Other proposed measures would include an end to VIP schemes and inducements to bet, and banning in-play betting. For sports betting, the APPG believes in-play should be restricted to venues, or via telephone, saying this would bring UK in line with Australia. 

“We cannot continue with the current lack of regulation for the online industry. We have an industry that is profiteering from vulnerable people gambling more than they can afford,” said Iain Duncan Smith, the former Conservative leader and vice-chair of the All Party Parliamentary Group for Gambling Related Harm, as reported by the Financial Times.

Labour MP Carolyn Harris, who leads the APPG alongside Smith and the Scottish National party’s Ronnie Cowan, said: “They [gambling firms] have shown time and again that they will not effectively self-regulate. Urgent change is needed to stop this industry riding roughshod over people’s lives,” The Guardian reports.

“These recommendations are in line with the public sentiment at the moment and any policy debate should be contextualised by where the public centre of gravity is. There is a strong feeling that the Gambling Act needs to be reviewed in its entirety,” said Matt Zarb-Cousin, who runs the campaign group Clean Up Gambling, referring to the 2005 legislation that regulates the industry.
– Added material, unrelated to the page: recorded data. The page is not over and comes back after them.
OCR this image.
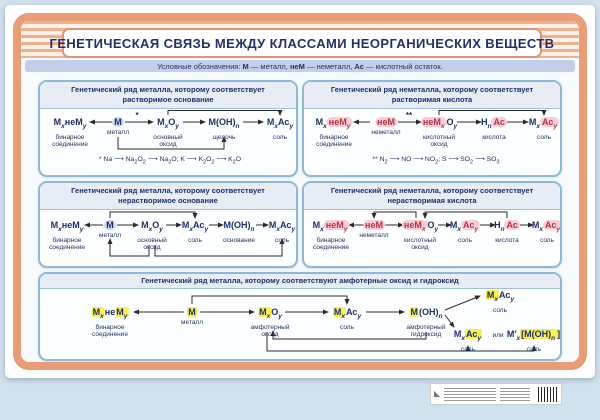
ГЕНЕТИЧЕСКАЯ СВЯЗЬ МЕЖДУ КЛАССАМИ НЕОРГАНИЧЕСКИХ ВЕЩЕСТВ
Условные обозначения: М — металл, неМ — неметалл, Ас — кислотный остаток.
Генетический ряд металла, которому соответствует растворимое основание
$М_xнеМ_y$
бинарное
соединение
М
металл
$М_xO_y$
основный
оксид
$М(OH)_n$
щелочь
$М_xАс_y$
соль
*
* Na ⟶ $Na_2O_2$ ⟶ $Na_2O$; K ⟶ $K_2O_2$ ⟶ $K_2O$
Генетический ряд неметалла, которому соответствует растворимая кислота
$М_x$ неМ$_y$
бинарное
соединение
неМ
неметалл
неМ$_x$ $O_y$
кислотный
оксид
$H_n$ Ас
кислота
$М_x$ $Ас_y$
соль
**
** $N_2$ ⟶ NO ⟶ $NO_2$; S ⟶ $SO_2$ ⟶ $SO_3$
Генетический ряд металла, которому соответствует нерастворимое основание
$М_xнеМ_y$
бинарное
соединение
М
металл
$М_xO_y$
основный
оксид
$М_xАс_y$
соль
$М(OH)_n$
основание
$М_xАс_y$
соль
Генетический ряд неметалла, которому соответствует нерастворимая кислота
$М_x$ неМ$_y$
бинарное
соединение
неМ
неметалл
неМ$_x$ $O_y$
кислотный
оксид
$М_x$ $Ас_y$
соль
$H_n$ Ас
кислота
$М_x$ $Ас_y$
соль
Генетический ряд металла, которому соответствуют амфотерные оксид и гидроксид
$М_xнеМ_y$
бинарное
соединение
М
металл
$М_xO_y$
амфотерный
оксид
$М_xАс_y$
соль
$М(OH)_n$
амфотерный
гидроксид
$М_xАс_y$
соль
$М_xАс_y$
соль
или $М'_x[М(OH)_n$ ]
соль
◣
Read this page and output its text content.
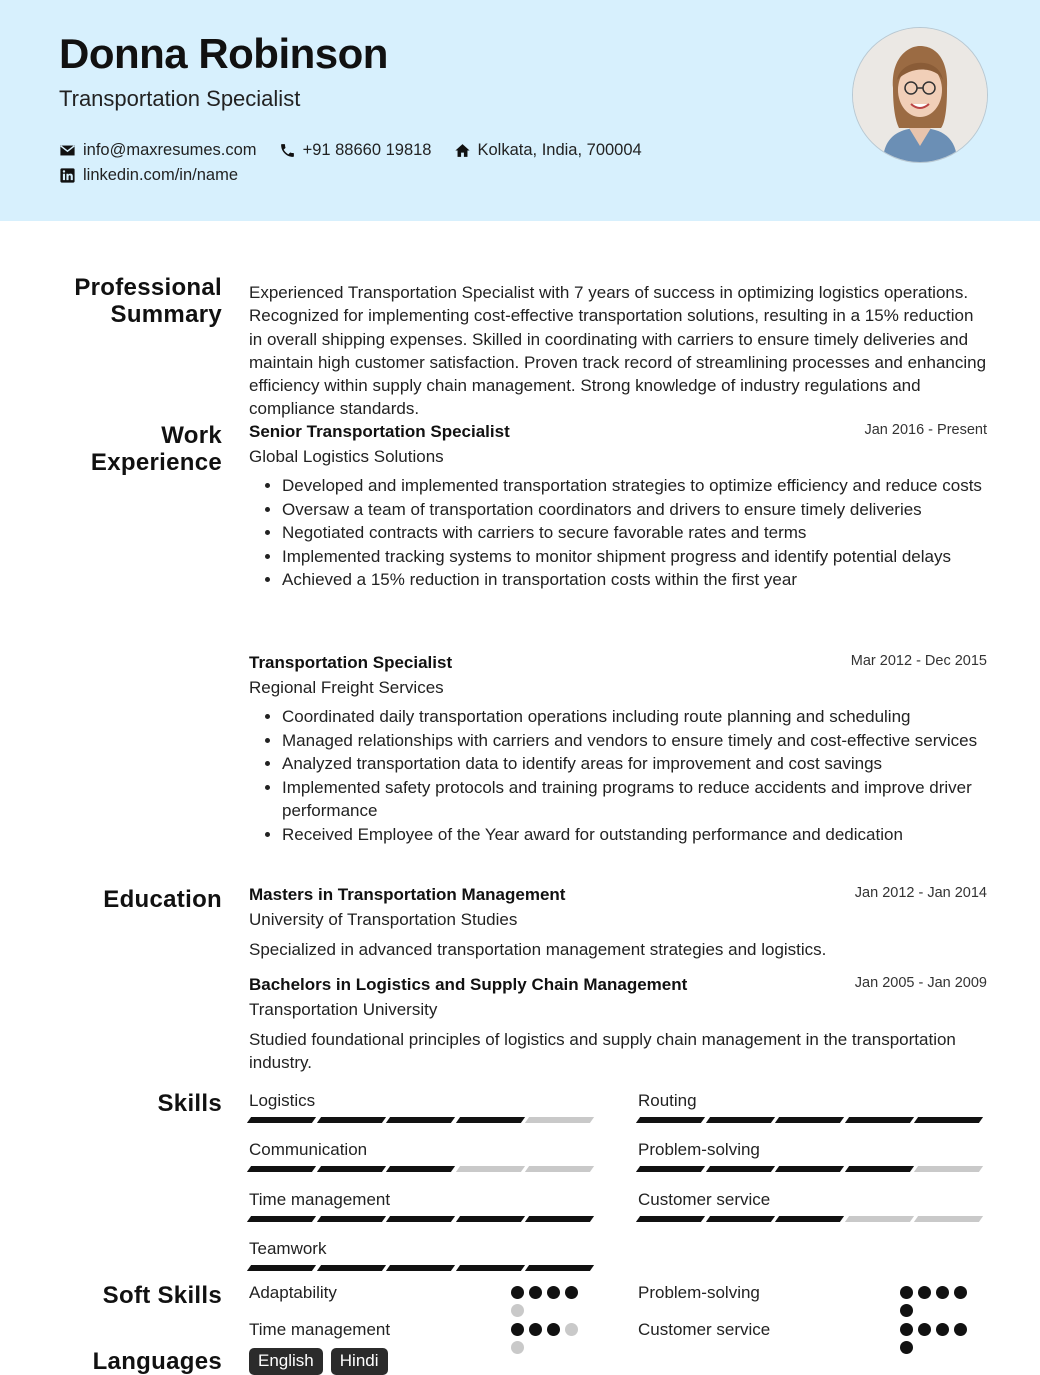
Donna Robinson
Transportation Specialist
info@maxresumes.com	+91 88660 19818	Kolkata, India, 700004
linkedin.com/in/name
Professional
Summary
Work
Experience
Education
Skills
Soft Skills
Languages
Experienced Transportation Specialist with 7 years of success in optimizing logistics operations. Recognized for implementing cost-effective transportation solutions, resulting in a 15% reduction in overall shipping expenses. Skilled in coordinating with carriers to ensure timely deliveries and maintain high customer satisfaction. Proven track record of streamlining processes and enhancing efficiency within supply chain management. Strong knowledge of industry regulations and compliance standards.
Senior Transportation Specialist	Jan 2016 - Present
Global Logistics Solutions
• Developed and implemented transportation strategies to optimize efficiency and reduce costs
• Oversaw a team of transportation coordinators and drivers to ensure timely deliveries
• Negotiated contracts with carriers to secure favorable rates and terms
• Implemented tracking systems to monitor shipment progress and identify potential delays
• Achieved a 15% reduction in transportation costs within the first year
Transportation Specialist	Mar 2012 - Dec 2015
Regional Freight Services
• Coordinated daily transportation operations including route planning and scheduling
• Managed relationships with carriers and vendors to ensure timely and cost-effective services
• Analyzed transportation data to identify areas for improvement and cost savings
• Implemented safety protocols and training programs to reduce accidents and improve driver performance
• Received Employee of the Year award for outstanding performance and dedication
Masters in Transportation Management	Jan 2012 - Jan 2014
University of Transportation Studies
Specialized in advanced transportation management strategies and logistics.
Bachelors in Logistics and Supply Chain Management	Jan 2005 - Jan 2009
Transportation University
Studied foundational principles of logistics and supply chain management in the transportation industry.
Logistics	Routing
Communication	Problem-solving
Time management	Customer service
Teamwork
Adaptability	Problem-solving
Time management	Customer service
English	Hindi
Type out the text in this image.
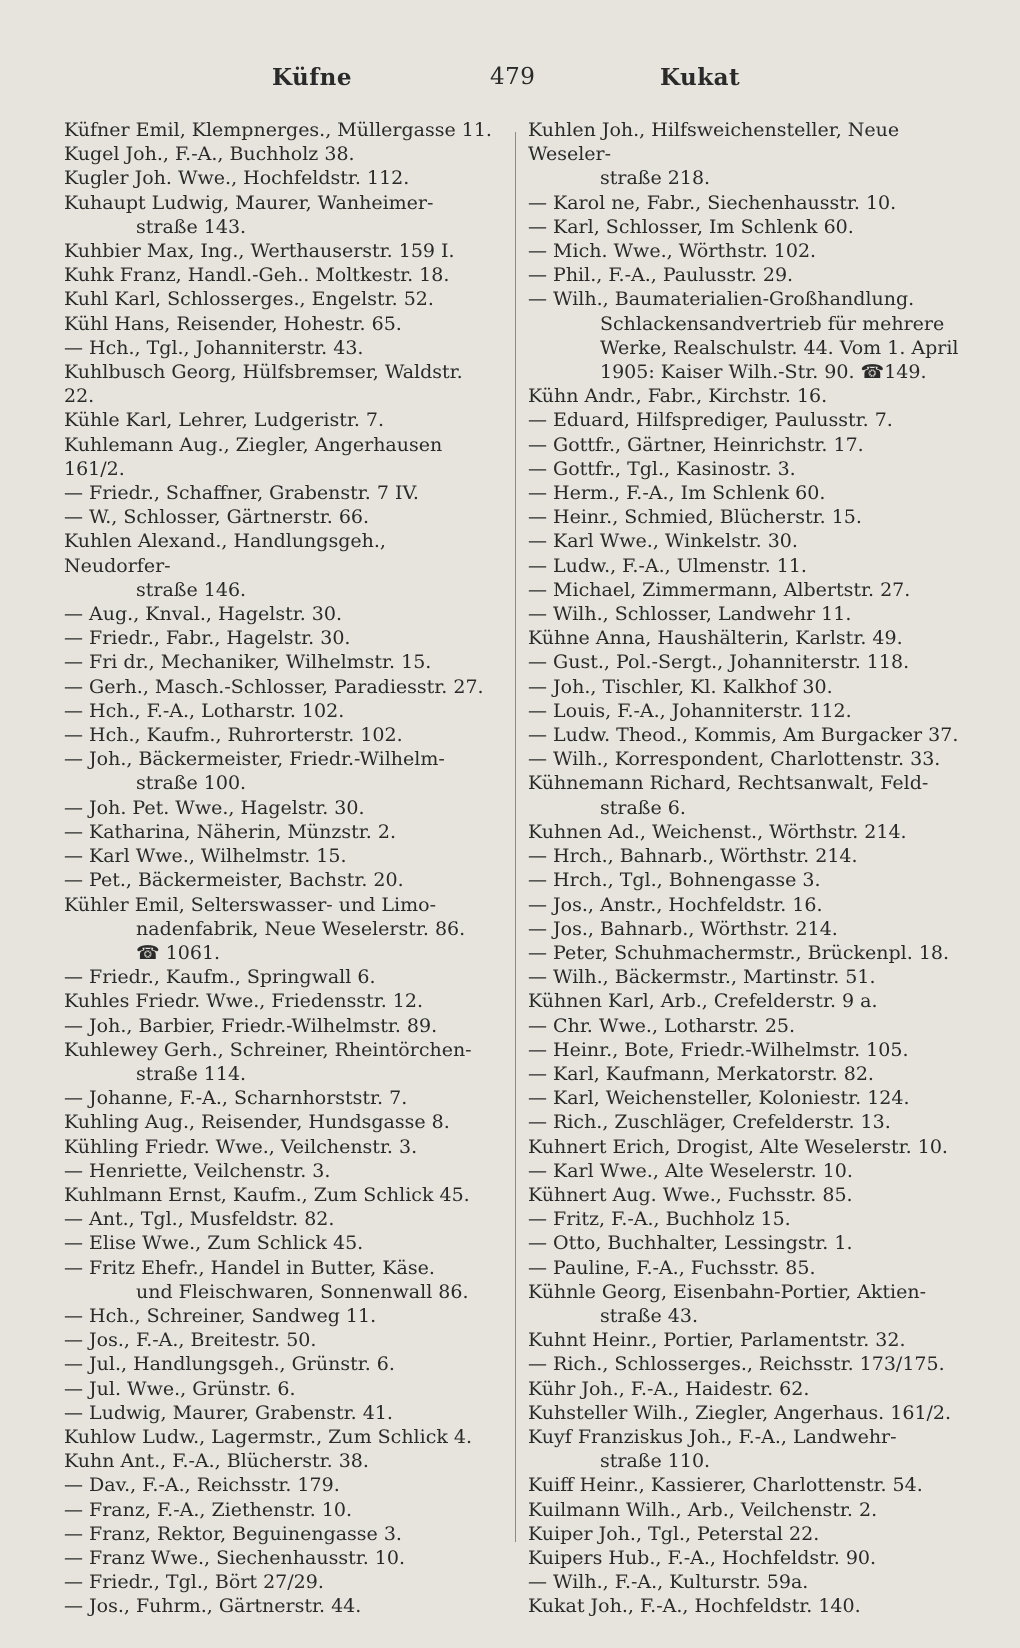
Küfne	479	Kukat
Küfner Emil, Klempnerges., Müllergasse 11.
Kugel Joh., F.-A., Buchholz 38.
Kugler Joh. Wwe., Hochfeldstr. 112.
Kuhaupt Ludwig, Maurer, Wanheimer-
straße 143.
Kuhbier Max, Ing., Werthauserstr. 159 I.
Kuhk Franz, Handl.-Geh.. Moltkestr. 18.
Kuhl Karl, Schlosserges., Engelstr. 52.
Kühl Hans, Reisender, Hohestr. 65.
— Hch., Tgl., Johanniterstr. 43.
Kuhlbusch Georg, Hülfsbremser, Waldstr. 22.
Kühle Karl, Lehrer, Ludgeristr. 7.
Kuhlemann Aug., Ziegler, Angerhausen 161/2.
— Friedr., Schaffner, Grabenstr. 7 IV.
— W., Schlosser, Gärtnerstr. 66.
Kuhlen Alexand., Handlungsgeh., Neudorfer-
straße 146.
— Aug., Knval., Hagelstr. 30.
— Friedr., Fabr., Hagelstr. 30.
— Fri dr., Mechaniker, Wilhelmstr. 15.
— Gerh., Masch.-Schlosser, Paradiesstr. 27.
— Hch., F.-A., Lotharstr. 102.
— Hch., Kaufm., Ruhrorterstr. 102.
— Joh., Bäckermeister, Friedr.-Wilhelm-
straße 100.
— Joh. Pet. Wwe., Hagelstr. 30.
— Katharina, Näherin, Münzstr. 2.
— Karl Wwe., Wilhelmstr. 15.
— Pet., Bäckermeister, Bachstr. 20.
Kühler Emil, Selterswasser- und Limo-
nadenfabrik, Neue Weselerstr. 86.
☎ 1061.
— Friedr., Kaufm., Springwall 6.
Kuhles Friedr. Wwe., Friedensstr. 12.
— Joh., Barbier, Friedr.-Wilhelmstr. 89.
Kuhlewey Gerh., Schreiner, Rheintörchen-
straße 114.
— Johanne, F.-A., Scharnhorststr. 7.
Kuhling Aug., Reisender, Hundsgasse 8.
Kühling Friedr. Wwe., Veilchenstr. 3.
— Henriette, Veilchenstr. 3.
Kuhlmann Ernst, Kaufm., Zum Schlick 45.
— Ant., Tgl., Musfeldstr. 82.
— Elise Wwe., Zum Schlick 45.
— Fritz Ehefr., Handel in Butter, Käse.
und Fleischwaren, Sonnenwall 86.
— Hch., Schreiner, Sandweg 11.
— Jos., F.-A., Breitestr. 50.
— Jul., Handlungsgeh., Grünstr. 6.
— Jul. Wwe., Grünstr. 6.
— Ludwig, Maurer, Grabenstr. 41.
Kuhlow Ludw., Lagermstr., Zum Schlick 4.
Kuhn Ant., F.-A., Blücherstr. 38.
— Dav., F.-A., Reichsstr. 179.
— Franz, F.-A., Ziethenstr. 10.
— Franz, Rektor, Beguinengasse 3.
— Franz Wwe., Siechenhausstr. 10.
— Friedr., Tgl., Bört 27/29.
— Jos., Fuhrm., Gärtnerstr. 44.
Kuhlen Joh., Hilfsweichensteller, Neue Weseler-
straße 218.
— Karol ne, Fabr., Siechenhausstr. 10.
— Karl, Schlosser, Im Schlenk 60.
— Mich. Wwe., Wörthstr. 102.
— Phil., F.-A., Paulusstr. 29.
— Wilh., Baumaterialien-Großhandlung.
Schlackensandvertrieb für mehrere
Werke, Realschulstr. 44. Vom 1. April
1905: Kaiser Wilh.-Str. 90. ☎149.
Kühn Andr., Fabr., Kirchstr. 16.
— Eduard, Hilfsprediger, Paulusstr. 7.
— Gottfr., Gärtner, Heinrichstr. 17.
— Gottfr., Tgl., Kasinostr. 3.
— Herm., F.-A., Im Schlenk 60.
— Heinr., Schmied, Blücherstr. 15.
— Karl Wwe., Winkelstr. 30.
— Ludw., F.-A., Ulmenstr. 11.
— Michael, Zimmermann, Albertstr. 27.
— Wilh., Schlosser, Landwehr 11.
Kühne Anna, Haushälterin, Karlstr. 49.
— Gust., Pol.-Sergt., Johanniterstr. 118.
— Joh., Tischler, Kl. Kalkhof 30.
— Louis, F.-A., Johanniterstr. 112.
— Ludw. Theod., Kommis, Am Burgacker 37.
— Wilh., Korrespondent, Charlottenstr. 33.
Kühnemann Richard, Rechtsanwalt, Feld-
straße 6.
Kuhnen Ad., Weichenst., Wörthstr. 214.
— Hrch., Bahnarb., Wörthstr. 214.
— Hrch., Tgl., Bohnengasse 3.
— Jos., Anstr., Hochfeldstr. 16.
— Jos., Bahnarb., Wörthstr. 214.
— Peter, Schuhmachermstr., Brückenpl. 18.
— Wilh., Bäckermstr., Martinstr. 51.
Kühnen Karl, Arb., Crefelderstr. 9 a.
— Chr. Wwe., Lotharstr. 25.
— Heinr., Bote, Friedr.-Wilhelmstr. 105.
— Karl, Kaufmann, Merkatorstr. 82.
— Karl, Weichensteller, Koloniestr. 124.
— Rich., Zuschläger, Crefelderstr. 13.
Kuhnert Erich, Drogist, Alte Weselerstr. 10.
— Karl Wwe., Alte Weselerstr. 10.
Kühnert Aug. Wwe., Fuchsstr. 85.
— Fritz, F.-A., Buchholz 15.
— Otto, Buchhalter, Lessingstr. 1.
— Pauline, F.-A., Fuchsstr. 85.
Kühnle Georg, Eisenbahn-Portier, Aktien-
straße 43.
Kuhnt Heinr., Portier, Parlamentstr. 32.
— Rich., Schlosserges., Reichsstr. 173/175.
Kühr Joh., F.-A., Haidestr. 62.
Kuhsteller Wilh., Ziegler, Angerhaus. 161/2.
Kuyf Franziskus Joh., F.-A., Landwehr-
straße 110.
Kuiff Heinr., Kassierer, Charlottenstr. 54.
Kuilmann Wilh., Arb., Veilchenstr. 2.
Kuiper Joh., Tgl., Peterstal 22.
Kuipers Hub., F.-A., Hochfeldstr. 90.
— Wilh., F.-A., Kulturstr. 59a.
Kukat Joh., F.-A., Hochfeldstr. 140.
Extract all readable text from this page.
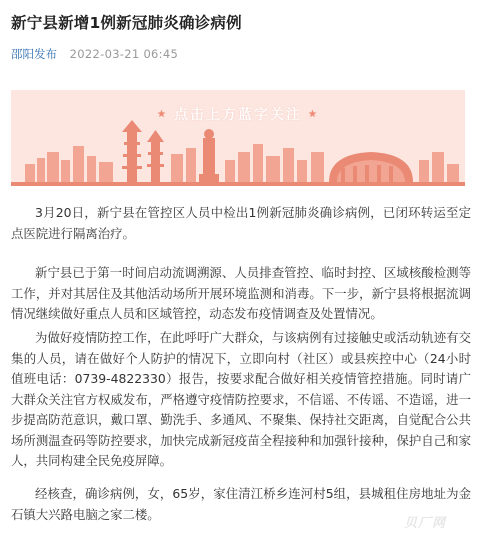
新宁县新增1例新冠肺炎确诊病例
邵阳发布 2022-03-21 06:45
★ 点击上方蓝字关注 ★

3月20日，新宁县在管控区人员中检出1例新冠肺炎确诊病例，已闭环转运至定点医院进行隔离治疗。

新宁县已于第一时间启动流调溯源、人员排查管控、临时封控、区域核酸检测等工作，并对其居住及其他活动场所开展环境监测和消毒。下一步，新宁县将根据流调情况继续做好重点人员和区域管控，动态发布疫情调查及处置情况。

为做好疫情防控工作，在此呼吁广大群众，与该病例有过接触史或活动轨迹有交集的人员，请在做好个人防护的情况下，立即向村（社区）或县疾控中心（24小时值班电话：0739-4822330）报告，按要求配合做好相关疫情管控措施。同时请广大群众关注官方权威发布，严格遵守疫情防控要求，不信谣、不传谣、不造谣，进一步提高防范意识，戴口罩、勤洗手、多通风、不聚集、保持社交距离，自觉配合公共场所测温查码等防控要求，加快完成新冠疫苗全程接种和加强针接种，保护自己和家人，共同构建全民免疫屏障。

经核查，确诊病例，女，65岁，家住清江桥乡连河村5组，县城租住房地址为金石镇大兴路电脑之家二楼。

贝厂网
The UKGC recently released data showing that overall participation in gambling has decreased but some engaged players are spending more time and money gambling on certain products.

“A significant anti-gambling lobby believes punitive and mandatory restrictions — notably clamping down on online stake thresholds — will help problem gamblers. I don’t doubt for one minute their genuine desire to help solve the problem, but such measures would actually only serve to exacerbate the issue,” wrote Kenny Alexander, chief executive of Ladbrokes Coral owner GVC, in a blog post published on Monday. He said a clampdown in online stakes would force players to bet on unregulated offshore websites.

Brigid Simmonds, who chairs the Betting and Gaming Council (BGC), which represents 90 percent of the industry, said that during the lockdown the industry had increased the number of interventions it made to stop problematic gambling and that it was working on issues such as sports sponsorship and game design to decrease gambling harm.